Borrowing wisely

Tips on securing loans from family and friends

Paula P. Moore said it seemed natural to borrow money from her parents for her growing dance studio, Footprints Dance & Exercise Studio in Phoenix, which she started in her home in 1983. The $10,000 she borrowed from her parents went toward the down payment she needed to assume a mortgage on a building. She made sure that they knew it wasn’t a gift, wrote them a promissory note and paid them back every year.

Borrowing from family members or friends can provide ready cash, easier terms and a longer repayment period. It’s an option that many small business are choosing, says Bruce Hodgman, assistant district director for economic development with the Arizona Small Business Administration in Phoenix.

“The SBA estimates it’s probably the number-one source of money to start a small business,” says Hodgman. ”

Bankers are not enthusiastic about loaning amounts smaller than $30,000. Borrowers should expect to pay a third down at an interest rate of 10% to 11%. Bank loans also come with a long list of fees. Repayment periods for business loans run about three to five years without SBA guarantee, though the repayment period can be extended to as much as 25 years with an SBA-backed loan.

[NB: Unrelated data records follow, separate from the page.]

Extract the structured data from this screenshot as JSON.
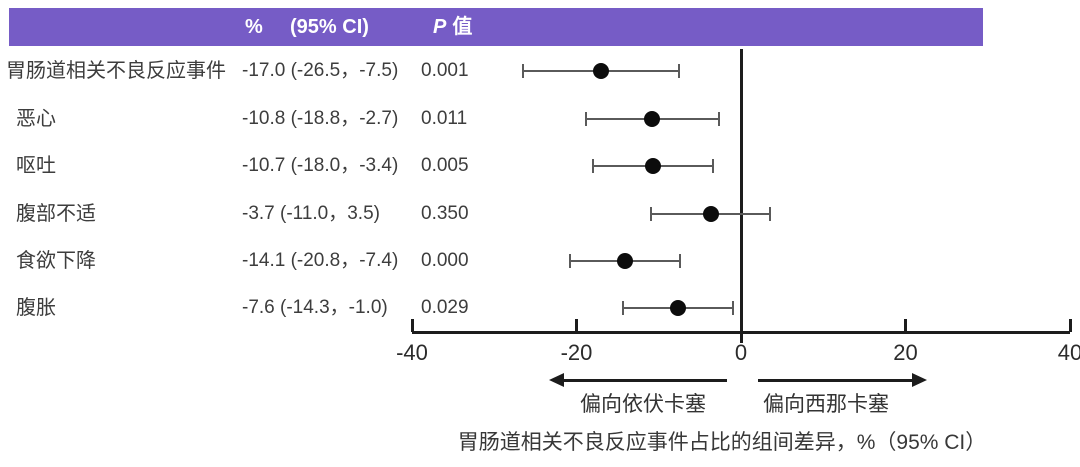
{
  "colors": {
    "header_bg": "#765cc6",
    "text": "#3d3d3d",
    "axis": "#1c1c1c",
    "errorbar": "#5a5a5a",
    "marker": "#0c0c0c"
  },
  "header": {
    "percent_label": "%",
    "ci_label": "(95% CI)",
    "p_label_italic": "P",
    "p_label_rest": "值"
  },
  "chart_data": {
    "type": "forest",
    "xlim": [
      -40,
      40
    ],
    "x_ticks": [
      -40,
      -20,
      0,
      20,
      40
    ],
    "zero_line": 0,
    "grid": false,
    "rows": [
      {
        "label": "胃肠道相关不良反应事件",
        "estimate": -17.0,
        "ci_low": -26.5,
        "ci_high": -7.5,
        "ci_text": "-17.0 (-26.5，-7.5)",
        "p": "0.001"
      },
      {
        "label": "恶心",
        "estimate": -10.8,
        "ci_low": -18.8,
        "ci_high": -2.7,
        "ci_text": "-10.8 (-18.8，-2.7)",
        "p": "0.011"
      },
      {
        "label": "呕吐",
        "estimate": -10.7,
        "ci_low": -18.0,
        "ci_high": -3.4,
        "ci_text": "-10.7 (-18.0，-3.4)",
        "p": "0.005"
      },
      {
        "label": "腹部不适",
        "estimate": -3.7,
        "ci_low": -11.0,
        "ci_high": 3.5,
        "ci_text": "-3.7 (-11.0，3.5)",
        "p": "0.350"
      },
      {
        "label": "食欲下降",
        "estimate": -14.1,
        "ci_low": -20.8,
        "ci_high": -7.4,
        "ci_text": "-14.1 (-20.8，-7.4)",
        "p": "0.000"
      },
      {
        "label": "腹胀",
        "estimate": -7.6,
        "ci_low": -14.3,
        "ci_high": -1.0,
        "ci_text": "-7.6 (-14.3，-1.0)",
        "p": "0.029"
      }
    ],
    "left_arrow_label": "偏向依伏卡塞",
    "right_arrow_label": "偏向西那卡塞",
    "xlabel": "胃肠道相关不良反应事件占比的组间差异，%（95% CI）"
  }
}
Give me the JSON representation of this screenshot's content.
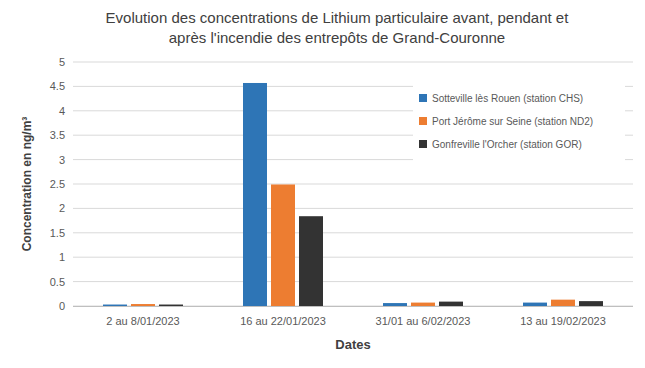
{
  "chart_data": {
    "type": "bar",
    "title": "Evolution des concentrations de Lithium particulaire avant, pendant et après l'incendie des entrepôts de Grand-Couronne",
    "x_label": "Dates",
    "y_label": "Concentration en ng/m³",
    "categories": [
      "2 au 8/01/2023",
      "16 au 22/01/2023",
      "31/01 au 6/02/2023",
      "13 au 19/02/2023"
    ],
    "series": [
      {
        "name": "Sotteville lès Rouen (station CHS)",
        "color": "#2e75b6",
        "values": [
          0.03,
          4.57,
          0.06,
          0.07
        ]
      },
      {
        "name": "Port Jérôme sur Seine (station ND2)",
        "color": "#ed7d31",
        "values": [
          0.04,
          2.49,
          0.07,
          0.13
        ]
      },
      {
        "name": "Gonfreville l'Orcher (station GOR)",
        "color": "#333333",
        "values": [
          0.03,
          1.84,
          0.09,
          0.1
        ]
      }
    ],
    "ylim": [
      0,
      5
    ],
    "yticks": [
      0,
      0.5,
      1,
      1.5,
      2,
      2.5,
      3,
      3.5,
      4,
      4.5,
      5
    ],
    "grid": true,
    "legend": "top-right"
  }
}
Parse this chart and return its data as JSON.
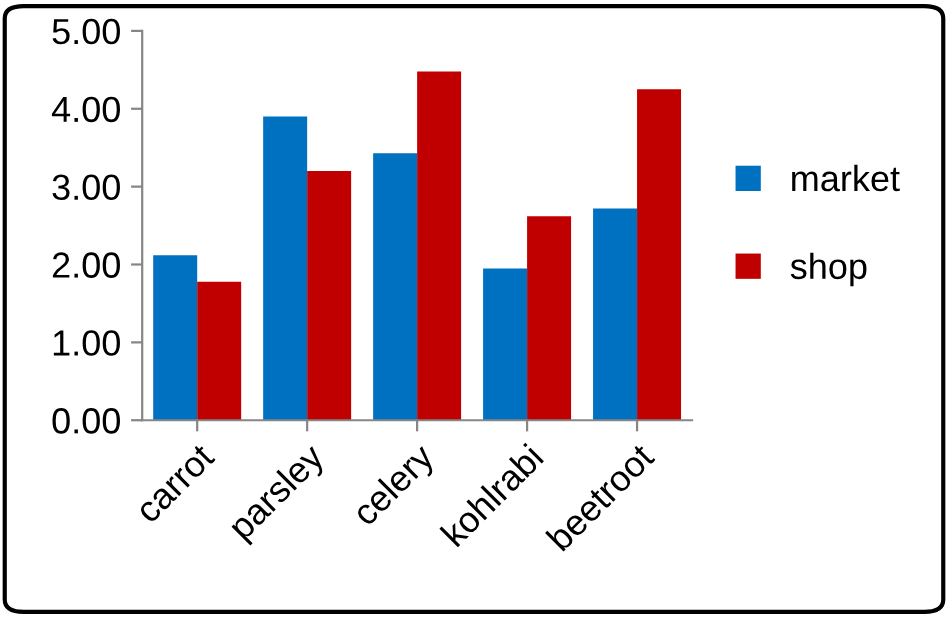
{
  "chart_data": {
    "type": "bar",
    "categories": [
      "carrot",
      "parsley",
      "celery",
      "kohlrabi",
      "beetroot"
    ],
    "series": [
      {
        "name": "market",
        "color": "#0070c0",
        "values": [
          2.12,
          3.9,
          3.43,
          1.95,
          2.72
        ]
      },
      {
        "name": "shop",
        "color": "#c00000",
        "values": [
          1.78,
          3.2,
          4.48,
          2.62,
          4.25
        ]
      }
    ],
    "ylim": [
      0,
      5
    ],
    "yticks": [
      {
        "value": 0,
        "label": "0.00"
      },
      {
        "value": 1,
        "label": "1.00"
      },
      {
        "value": 2,
        "label": "2.00"
      },
      {
        "value": 3,
        "label": "3.00"
      },
      {
        "value": 4,
        "label": "4.00"
      },
      {
        "value": 5,
        "label": "5.00"
      }
    ],
    "grid": false,
    "legend": "right"
  }
}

While the terms are often more reasonable, borrowing from those you know has its pitfalls. Family feuds and lost friendships can result if all the terms and expectations are not clearly articulated. Because of emotional ties, the business owner can also feel extra pressure to turn a profit. The following expert tips should help get your loan off to a good start:

  • Set a businesslike tone. Even with your bosom buddies or kissing cousins, approach any business proposition in a formal, professional manner. Dress appropriately for the occasion and meet the person making the loan in a comfortable environment. Have a well-thought-out business plan or concept to show them.
  • Put everything in writing. Doing so helps eliminate misunderstandings and is also important if you wish to qualify for a bank loan in the future. If you don’t have a lawyer to write out a contract, you can get a note at any business office supply store. Every detail of the loan should be addressed, including the payment schedule, interest rate, what happens if the business is sold and how the person making the loan will be updated on the progress of the business.
  • Make contingency plans. Preparing for the worst, such as bankruptcy or death, helps protect those you care about. Arrange for paying off your debt in the event of a catastrophe. Add life and disability insurance to the agreement, with the lender as the beneficiary, as a guarantee of repayment.